The most populous Arab nation is seeking to transform itself into a gas re-exporting hub on the doorstep of energy-hungry Europe, and the planned contract overhaul is part of a broader strategy to liberalize its energy industry. Italian firm Eni SpA’s discovery of the giant offshore Zohr gas field in 2015 reignited waning investor interest in Egypt’s oil and gas industry, the country’s biggest single source of foreign direct investment.
Under the new system, companies would bear the cost of exploration and production in return for a share of the output, and they would be free to sell to whomever they wish, said the officials, who asked not to be identified because the discussions are private. The production shares would differ from concession to concession, depending on the investment, the officials said. The oil ministry didn’t immediately respond to requests for comment.

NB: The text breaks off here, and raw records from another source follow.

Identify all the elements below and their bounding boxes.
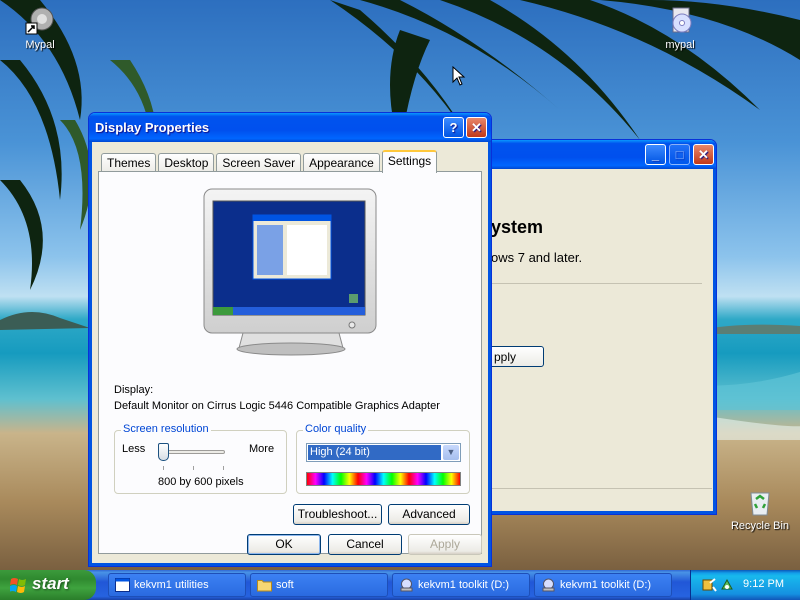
taskbar-item-label: soft	[276, 579, 294, 591]
network-tools-icon[interactable]	[701, 577, 717, 593]
minimize-icon: _	[651, 147, 660, 162]
background-window[interactable]: _ □ ✕ ystem ows 7 and later. pply	[466, 139, 717, 515]
background-window-text: ows 7 and later.	[491, 250, 583, 265]
color-quality-select[interactable]: High (24 bit) ▼	[306, 443, 461, 462]
close-icon: ✕	[698, 147, 709, 162]
display-label: Display:	[114, 384, 154, 396]
color-quality-legend: Color quality	[303, 423, 369, 435]
slider-tick	[193, 466, 194, 470]
color-quality-group: Color quality High (24 bit) ▼	[296, 423, 470, 494]
window-icon	[115, 578, 130, 592]
close-button[interactable]: ✕	[693, 144, 714, 165]
taskbar-item-kekvm1-toolkit-1[interactable]: kekvm1 toolkit (D:)	[392, 573, 530, 597]
less-label: Less	[122, 443, 146, 455]
taskbar-item-soft[interactable]: soft	[250, 573, 388, 597]
cd-drive-icon	[542, 578, 555, 592]
system-tray: 9:12 PM	[690, 570, 800, 600]
taskbar: start kekvm1 utilities soft kekvm1 toolk…	[0, 570, 800, 600]
status-bar	[471, 488, 712, 510]
resolution-value: 800 by 600 pixels	[158, 476, 244, 488]
mypal-shortcut-icon	[25, 7, 54, 35]
taskbar-item-label: kekvm1 toolkit (D:)	[418, 579, 510, 591]
color-spectrum-bar	[306, 472, 461, 486]
taskbar-item-label: kekvm1 utilities	[134, 579, 209, 591]
safely-remove-hardware-icon[interactable]	[719, 577, 735, 593]
tab-strip: Themes Desktop Screen Saver Appearance S…	[101, 150, 439, 173]
taskbar-item-label: kekvm1 toolkit (D:)	[560, 579, 652, 591]
close-button[interactable]: ✕	[466, 117, 487, 138]
resolution-slider-track[interactable]	[163, 450, 225, 454]
close-icon: ✕	[471, 120, 482, 135]
desktop-icon-label: Mypal	[25, 39, 55, 51]
tab-screen-saver[interactable]: Screen Saver	[216, 153, 302, 172]
taskbar-item-kekvm1-utilities[interactable]: kekvm1 utilities	[108, 573, 246, 597]
mypal-cd-icon	[672, 7, 692, 33]
advanced-button[interactable]: Advanced	[388, 504, 470, 525]
cancel-button[interactable]: Cancel	[328, 534, 402, 555]
display-adapter-value: Default Monitor on Cirrus Logic 5446 Com…	[114, 400, 440, 412]
resolution-slider-thumb[interactable]	[158, 443, 169, 461]
maximize-icon: □	[675, 147, 684, 162]
display-properties-dialog[interactable]: Display Properties ? ✕ Themes Desktop Sc…	[88, 112, 492, 567]
windows-flag-icon	[10, 578, 26, 593]
more-label: More	[249, 443, 275, 455]
dialog-title: Display Properties	[95, 120, 210, 135]
minimize-button[interactable]: _	[645, 144, 666, 165]
clock[interactable]: 9:12 PM	[743, 578, 784, 590]
taskbar-item-kekvm1-toolkit-2[interactable]: kekvm1 toolkit (D:)	[534, 573, 672, 597]
start-button[interactable]: start	[0, 570, 96, 600]
dialog-body: Themes Desktop Screen Saver Appearance S…	[92, 142, 488, 563]
tab-themes[interactable]: Themes	[101, 153, 157, 172]
monitor-preview-icon	[203, 188, 377, 356]
maximize-button[interactable]: □	[669, 144, 690, 165]
background-window-content: ystem ows 7 and later. pply	[471, 169, 712, 510]
dialog-titlebar[interactable]: Display Properties ? ✕	[89, 113, 491, 142]
mouse-cursor-icon	[452, 66, 466, 86]
help-button[interactable]: ?	[443, 117, 464, 138]
divider	[491, 283, 702, 284]
screen-resolution-group: Screen resolution Less More 800 by 600 p…	[114, 423, 287, 494]
settings-tab-panel: Display: Default Monitor on Cirrus Logic…	[98, 171, 482, 554]
folder-icon	[257, 580, 272, 592]
desktop-icon-label: mypal	[665, 39, 695, 51]
desktop-icon-mypal-cd[interactable]: mypal	[650, 5, 710, 51]
tab-appearance[interactable]: Appearance	[303, 153, 380, 172]
cd-drive-icon	[400, 578, 413, 592]
color-quality-value: High (24 bit)	[308, 445, 441, 460]
desktop-icon-mypal-shortcut[interactable]: Mypal	[10, 5, 70, 51]
start-label: start	[32, 574, 69, 593]
troubleshoot-button[interactable]: Troubleshoot...	[293, 504, 382, 525]
desktop-icon-label: Recycle Bin	[730, 520, 790, 532]
apply-button[interactable]: Apply	[408, 534, 482, 555]
slider-tick	[223, 466, 224, 470]
recycle-bin-icon	[750, 492, 770, 516]
slider-tick	[163, 466, 164, 470]
tab-desktop[interactable]: Desktop	[158, 153, 215, 172]
tab-settings[interactable]: Settings	[381, 150, 438, 173]
background-window-heading: ystem	[491, 217, 544, 237]
desktop-icon-recycle-bin[interactable]: Recycle Bin	[728, 486, 792, 532]
ok-button[interactable]: OK	[247, 534, 321, 555]
help-icon: ?	[449, 120, 458, 135]
screen-resolution-legend: Screen resolution	[121, 423, 211, 435]
chevron-down-icon[interactable]: ▼	[443, 445, 459, 460]
background-apply-button[interactable]: pply	[489, 346, 544, 367]
background-window-titlebar[interactable]: _ □ ✕	[467, 140, 716, 169]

Egypt’s existing production-sharing agreements entitle investors to about a third of a project’s output to help cover exploration and production costs. The remaining output is split between the company and the government, which then has the right to buy the producer’s entire share at predetermined prices.
International oil companies have long complained that the existing contracts are too bureaucratic, and Egypt, which for years exported gas to neighboring countries, struggled before Zohr’s discovery to attract major new energy investments. Its production-sharing agreements drew greater scrutiny after the 2011 uprisings against former President Hosni Mubarak, when the country began to experience fuel shortages and power blackouts.